Cette hypothèse de formation des éjecta DLERS suggère deux stades de mise en place. Tout d’abord, l’impact excave du matériel pauvre en volatils. La nappe externe se dépose en premier via une sédimentation balistique et un flux radial au cratère. Puis, du matériel plus profond et plus riche en volatils est excavé et forme la nappe d’éjecta interne qui se dépose au-dessus de la nappe externe. Ce modèle est similaire à celui Mouginis-Mark (1981) et Boyce and Mouginis-Mark(2006) à la différence que la mise en place des deux nappes est inversée.

1.2.3.5 Le modèle du substrat glaciaire

Ce modèle invoque une mise en place de la nappe interne postérieure à celle de la nappe externe (voir figure 1.28). Les éjecta de la nappe externe se déposent autour du cratère au moment où la remontée structurale du rempart du cratère se produit. Cette remontée a pour effet de déstabiliser les éjecta les plus proximaux et ceux-ci glissent à la manière d’un glissement de terrain (Weiss and Head, 2013). Cette déstabilisation est favorisée par la conservation de volatils au sein d’une couche située sous les éjecta de la nappe externe. La nappe interne ne serait alors que le produit de déstabilisation des parois externes du cratère.

du rempart

du rempart à la

FIGURE1.28 – Schéma décrivant le mode de mise en place des DLERS selon Weiss and Head (2013) (modifié). La nappe externe se met en place via un dépôt balistique tandis que la nappe interne se dépose par dessus sous l’effet d’un glissement de terrain. Ce glissement est favorisé par la présence d’une couche riche en glace sous les éjecta de la nappe externe.

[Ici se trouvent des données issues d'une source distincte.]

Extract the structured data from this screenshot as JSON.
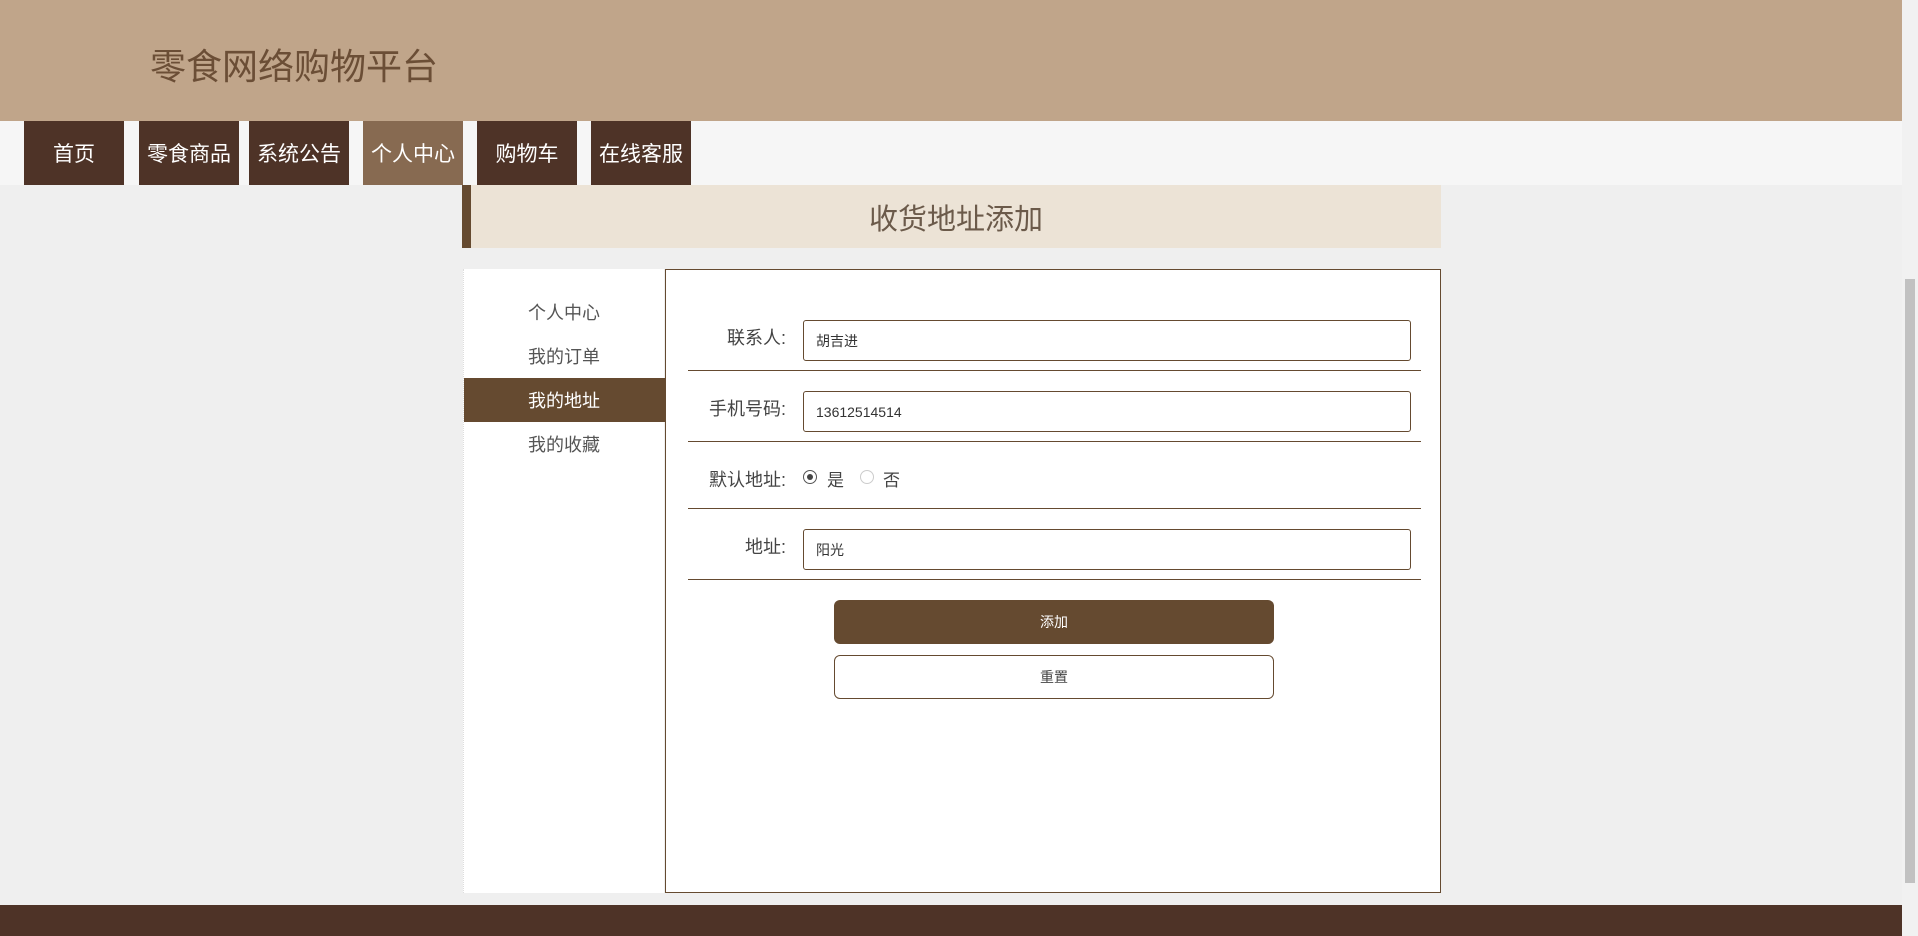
{
  "header": {
    "title": "零食网络购物平台"
  },
  "nav": {
    "items": [
      {
        "label": "首页"
      },
      {
        "label": "零食商品"
      },
      {
        "label": "系统公告"
      },
      {
        "label": "个人中心",
        "active": true
      },
      {
        "label": "购物车"
      },
      {
        "label": "在线客服"
      }
    ]
  },
  "banner": {
    "title": "收货地址添加"
  },
  "sidebar": {
    "items": [
      {
        "label": "个人中心"
      },
      {
        "label": "我的订单"
      },
      {
        "label": "我的地址",
        "active": true
      },
      {
        "label": "我的收藏"
      }
    ]
  },
  "form": {
    "contact": {
      "label": "联系人:",
      "value": "胡吉进"
    },
    "phone": {
      "label": "手机号码:",
      "value": "13612514514"
    },
    "default": {
      "label": "默认地址:",
      "options": [
        "是",
        "否"
      ],
      "selected": "是"
    },
    "address": {
      "label": "地址:",
      "value": "阳光"
    },
    "add_label": "添加",
    "reset_label": "重置"
  },
  "colors": {
    "header": "#c0a58a",
    "nav": "#4e3327",
    "accent": "#654a30",
    "banner": "#ece3d6"
  }
}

1.2.3.6 Le modèle de déstabilisation du rempart du cratère

Wulf and Kenkmann (2015) proposent un modèle similaire à celui modèle Weiss and Head (2013) à la différence qu’il invoque une déstabilisation du rempart du cratère qui ne nécessite pas la présence d’une couche savon. Wulf and Kenkmann (2015) avancent que la nappe externe est très mobile car riche en volatils et s’étend à plusieurs rayons de cratère. Les éjecta les plus proximaux, très visqueux restent quant à eux sur les bords de la cavité créant une élévation topographique au niveau du rempart du cratère. Par gravité, ce surplus d’éjecta très localisé glisse brutalement sur la nappe externe pour former la nappe interne.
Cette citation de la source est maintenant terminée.